Es para volverse loco. Hay algunos días en los que simplemente nos iríamos a Cádiz sin decir adiós. En realidad, todos.
Este es un mundo raro y bélico donde los mequetrefes, envidiosos y terroristas emocionales nos tienen rodeados y a punta de pistola. A veces cuesta hablar y que la voz nos salga del cuerpo. A veces uno está deseando que llegue el momento de meterse bajo la alcachofa de la ducha para poder llorar sin que se note. ¿Cómo no empatizar con Sánchez? ¿Cómo no abrazar el delirio de su redacción de cuarto de Primaria?
Hay algo mágico y hasta revolucionario en lo que dice y en lo que propone: parad.
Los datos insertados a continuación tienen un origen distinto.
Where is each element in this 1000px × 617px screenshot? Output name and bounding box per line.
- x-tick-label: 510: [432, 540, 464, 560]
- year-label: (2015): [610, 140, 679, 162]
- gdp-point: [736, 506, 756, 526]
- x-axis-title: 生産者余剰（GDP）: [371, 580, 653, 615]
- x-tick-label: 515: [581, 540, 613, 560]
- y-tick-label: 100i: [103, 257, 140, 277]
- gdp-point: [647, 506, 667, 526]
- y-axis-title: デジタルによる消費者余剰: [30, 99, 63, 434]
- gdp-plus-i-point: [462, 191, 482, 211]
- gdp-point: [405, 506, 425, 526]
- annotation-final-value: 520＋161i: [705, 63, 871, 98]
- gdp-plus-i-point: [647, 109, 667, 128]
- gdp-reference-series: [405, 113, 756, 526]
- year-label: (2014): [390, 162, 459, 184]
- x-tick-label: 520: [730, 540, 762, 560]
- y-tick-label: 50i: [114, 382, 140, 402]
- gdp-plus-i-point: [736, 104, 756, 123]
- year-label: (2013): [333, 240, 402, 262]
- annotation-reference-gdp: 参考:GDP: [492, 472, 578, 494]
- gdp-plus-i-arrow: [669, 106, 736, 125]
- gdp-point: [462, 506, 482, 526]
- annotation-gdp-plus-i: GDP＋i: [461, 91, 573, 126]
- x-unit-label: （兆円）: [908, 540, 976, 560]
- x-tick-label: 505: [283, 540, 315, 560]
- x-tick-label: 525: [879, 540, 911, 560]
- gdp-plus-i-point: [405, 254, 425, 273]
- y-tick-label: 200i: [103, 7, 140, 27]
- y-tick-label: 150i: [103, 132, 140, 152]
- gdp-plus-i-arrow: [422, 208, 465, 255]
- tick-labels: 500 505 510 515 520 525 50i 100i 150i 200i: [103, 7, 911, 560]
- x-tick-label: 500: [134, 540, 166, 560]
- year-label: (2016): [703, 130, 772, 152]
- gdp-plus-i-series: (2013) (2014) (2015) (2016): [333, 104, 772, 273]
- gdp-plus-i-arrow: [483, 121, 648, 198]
Es lo que habíamos soñado y nos parecía ilícito, o, mejor, poco serio. ¡Ser adulto es tan horrible! De niños creímos que si nevaba mucho, mucho, mucho, podríamos, quizá, no ir al cole una mañana.
Pero ¿y ahora qué? ¿Cómo decir que estamos tristes sin resultar llorones o vagos? ¿Cómo agarrarnos a las inclemencias del tiempo o del corazón desintegrado a manos del compañero de pupitre, tan guapo y distante, que no nos invitó a su décimo cumpleaños?
La ultraproductividad hostil ha hecho que nos sintamos culpables por detenernos a amar, a quejarnos o a recuperar el resuello. Eso es justo lo que él está reivindicando en este triple salto mortal. Claro que lo personal volvió a ser político.
Sánchez, ese cráneo privilegiado contra todo pronóstico, ese Barthes pillado hasta el tuétano escribiendo de noche fragmentos del discurso amoroso, nos está hablando de lo que conocemos, de lo que ha experimentado hasta el del tambor: la salud mental y los afectos. Ambos se sienten más cuando faltan. El derecho a la fragilidad, el derecho a la pausa, el derecho a marcharnos de donde nos hieren, o, al menos, a planteárnoslo fuerte: a amenazar con ello.
Nos habla de la dignidad de que no nos den por supuestos. Nos habla de la honorabilidad de poner a la familia por encima de la ambición. Nos habla de decir "basta". Nos habla de su sensibilidad frente a la brocha gorda, la violencia y la falta de ética de la ultraderecha.
Nos dice "soy uno de los vuestros". Nos dice "yo también estoy roto, aunque no lo parezca".
Nos dice "conmigo en el Gobierno estáis comprando una filosofía: la de las personas por encima de sus puestos de trabajo".
Nos dice "¿a que esto no te lo hace la de Sumar?".
Nos dice "hay que frenar a los hooligans, yo soy la civilización: la que escucha a los vulnerables".
Nos dice "soy la nueva masculinidad: la que no se avergüenza de proclamar que adora a su esposa".
Nos dice "la izquierda soy yo cuando paro, cuando reflexiono, cuando amo, ¿harás tú lo mismo, lo harás de mi mano?".
Y, en medio de toda esta jungla de sentimentalismo y locura, España volverá a decirle que sí.